Si visuellement The Red Strings Club se présente comme un point'n'click retro dans la veine des jeux LucasArts et Sierra d'antan, avec ses pixels gros comme des poings, pour ce qui est du gameplay, on en est assez loin. Ici, pas de gestion d'inventaire ou d'énigmes, il s'agit principalement d'une aventure textuelle dans laquelle on passera le plus clair de son temps dans un bistrot à discuter avec des clients et échanger avec eux via des dialogues à choix multiples.

La quête du bonheur artificiel

The Red Strings Club nous emmène dans un futur cyberpunk dans lequel le transhumanisme est bien plus qu'une réalité, il est désormais partout et exploité de manière capitaliste par la multinationale Supercontinent. À partir de ce contexte social, on se retrouve embarqué dans une conspiration à l'échelle mondiale qui nous mènera vers un questionnement sur notre soumission à la technologie, la place de l'IA dans la société et notre quête du bonheur quoi qu'il en coûte.

On appréciera surtout la finesse des dialogues et la qualité d'écriture, mais surtout la réflexion qu'il y a derrière. Les thématiques, dignes de Philip K.Dick, sont traitées intelligemment sans jamais tomber dans un manichéisme basique, en laissant le soin à chacun de se faire sa propre interprétation des événements, selon sa sensibilité, sans que l'on puisse donner raison à l'un plus qu'à l'autre.

La philo de comptoir

L'aventure se décompose en trois séquences de jeu bien distinctes. La première nous mettra aux commandes d'un androïde travaillant pour la multinationale à l'élaboration de modules de modification du comportement et des émotions, à implanter aux clients qui le désirent. La fabrication de ces modules passe par un mini-jeu simpliste, mais somme toute assez plaisant, qui se présente sous la forme d'un plateau de poterie que l'on fait tourner pour reproduire des moules prédéfinis en utilisant les bons biseaux.
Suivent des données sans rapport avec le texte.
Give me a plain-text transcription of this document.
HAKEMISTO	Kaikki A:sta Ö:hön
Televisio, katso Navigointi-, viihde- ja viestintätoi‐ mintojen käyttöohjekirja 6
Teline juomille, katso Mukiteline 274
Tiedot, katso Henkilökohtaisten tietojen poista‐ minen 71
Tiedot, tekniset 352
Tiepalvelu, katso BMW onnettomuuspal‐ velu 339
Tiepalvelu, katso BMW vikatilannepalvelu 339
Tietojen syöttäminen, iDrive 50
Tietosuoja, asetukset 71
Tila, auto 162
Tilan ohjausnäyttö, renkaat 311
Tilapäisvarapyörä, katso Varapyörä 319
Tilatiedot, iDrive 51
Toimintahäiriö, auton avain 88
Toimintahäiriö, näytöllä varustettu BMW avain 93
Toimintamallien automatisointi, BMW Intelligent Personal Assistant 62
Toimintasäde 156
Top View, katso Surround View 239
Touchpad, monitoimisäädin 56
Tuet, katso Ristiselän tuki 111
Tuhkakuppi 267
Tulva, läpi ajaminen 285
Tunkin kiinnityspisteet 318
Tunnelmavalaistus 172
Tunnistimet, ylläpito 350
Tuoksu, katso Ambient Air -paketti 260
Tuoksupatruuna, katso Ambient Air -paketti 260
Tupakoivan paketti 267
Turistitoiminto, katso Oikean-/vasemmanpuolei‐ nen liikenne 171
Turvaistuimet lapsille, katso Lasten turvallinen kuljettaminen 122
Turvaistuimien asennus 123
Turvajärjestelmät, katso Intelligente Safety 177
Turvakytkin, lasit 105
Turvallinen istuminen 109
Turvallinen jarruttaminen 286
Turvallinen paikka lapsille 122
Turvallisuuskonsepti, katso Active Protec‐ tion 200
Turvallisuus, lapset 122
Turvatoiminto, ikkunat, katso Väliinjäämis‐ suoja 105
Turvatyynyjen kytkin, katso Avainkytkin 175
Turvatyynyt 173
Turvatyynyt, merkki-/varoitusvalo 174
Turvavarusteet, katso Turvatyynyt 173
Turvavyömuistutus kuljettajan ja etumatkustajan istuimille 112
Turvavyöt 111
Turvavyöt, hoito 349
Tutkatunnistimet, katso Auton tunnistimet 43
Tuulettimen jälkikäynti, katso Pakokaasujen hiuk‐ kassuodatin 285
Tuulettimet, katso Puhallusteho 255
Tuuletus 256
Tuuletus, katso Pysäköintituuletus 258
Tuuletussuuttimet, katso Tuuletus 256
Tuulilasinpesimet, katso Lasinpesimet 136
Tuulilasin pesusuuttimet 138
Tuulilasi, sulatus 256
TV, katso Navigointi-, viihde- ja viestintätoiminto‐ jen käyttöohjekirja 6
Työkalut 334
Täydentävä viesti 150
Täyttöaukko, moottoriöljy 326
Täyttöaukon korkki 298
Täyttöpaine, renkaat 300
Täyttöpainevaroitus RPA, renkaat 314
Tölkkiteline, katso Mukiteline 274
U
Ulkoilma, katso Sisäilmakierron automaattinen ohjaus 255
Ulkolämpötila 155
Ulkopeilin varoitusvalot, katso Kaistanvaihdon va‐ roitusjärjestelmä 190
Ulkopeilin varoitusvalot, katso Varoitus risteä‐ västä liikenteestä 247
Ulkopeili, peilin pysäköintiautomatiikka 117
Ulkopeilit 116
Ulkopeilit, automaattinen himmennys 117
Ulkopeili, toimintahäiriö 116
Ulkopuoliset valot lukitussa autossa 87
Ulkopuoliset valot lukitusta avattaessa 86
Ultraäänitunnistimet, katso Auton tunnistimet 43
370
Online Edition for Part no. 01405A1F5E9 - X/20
Très rapidement, on passera à une autre séquence de jeu qui constituera la plus grande partie de l'aventure, celle se déroulant au Red Strings Club, le bistrot dont le jeu tire son nom. On y incarne Donovan, le barman du troquet, qui a l'étrange habilité d'influencer l'humeur de ses clients en fonction des cocktails qu'il leur sert. Le but étant de trouver le meilleur moyen de soutirer les confidences des employés de la multinationale, il faudra choisir la formule qui semble la plus adaptée.

Ainsi, si vous voulez les mettre en confiance ou, au contraire, dans un état de méfiance, vous élaborerez un cocktail différent lors d'un autre mini-jeu en mixant les différentes boissons proposées. Si le mini-jeu est simpliste et sans challenge, c'est ce qui se passe après discussion qui est passionnant. Les dialogues de comptoir, résolument adultes, prendront des pointes de réflexions philosophies sur les sujets décrits précédemment, dont certains choix de réponses causeront à quelques uns des conflits moraux.

À l'image de Papers, Please, il faudra s'attendre à faire des choix difficiles. Ces différentes réponses ne changeront pas la fin d'une manière significative, mais vous titillerons certainement suffisamment pour refaire le jeu une fois terminé. Cette partie représente deux bons tiers de l'aventure et c'est sans aucun doute la plus intéressante et la plus intense en termes de réflexions sur la condition humaine, sur les libertés individuelles et sur la place du destin.

Je joue donc je pense

Enfin, en dernière partie, on aura droit à une séance de "social hacking" très ingénieuse, dans laquelle il faudra récupérer différentes informations et accès informatiques en manipulant quelques employés au téléphone. Si cette partie laisse (temporairement) de côté la puissance narrative du jeu, il s'agit sans conteste du plus intéressant et challengeant mini-jeu sur les trois proposés, débouchant lui-même sur un final splendide en tout point, qui laisse bouche-bée par sa finesse, son intelligence, son écriture et sa mise en scène. Le tout est servi par une superbe bande-son qui, loin d'être un simple faire-valoir du jeu, sert pleinement l'aventure en nous offrant une meilleure immersion. Au final, on a beau se creuser, on a du mal à trouver un défaut au titre, si ce n'est sa durée de vie de cinq heures, qui laisse un goût de trop peu.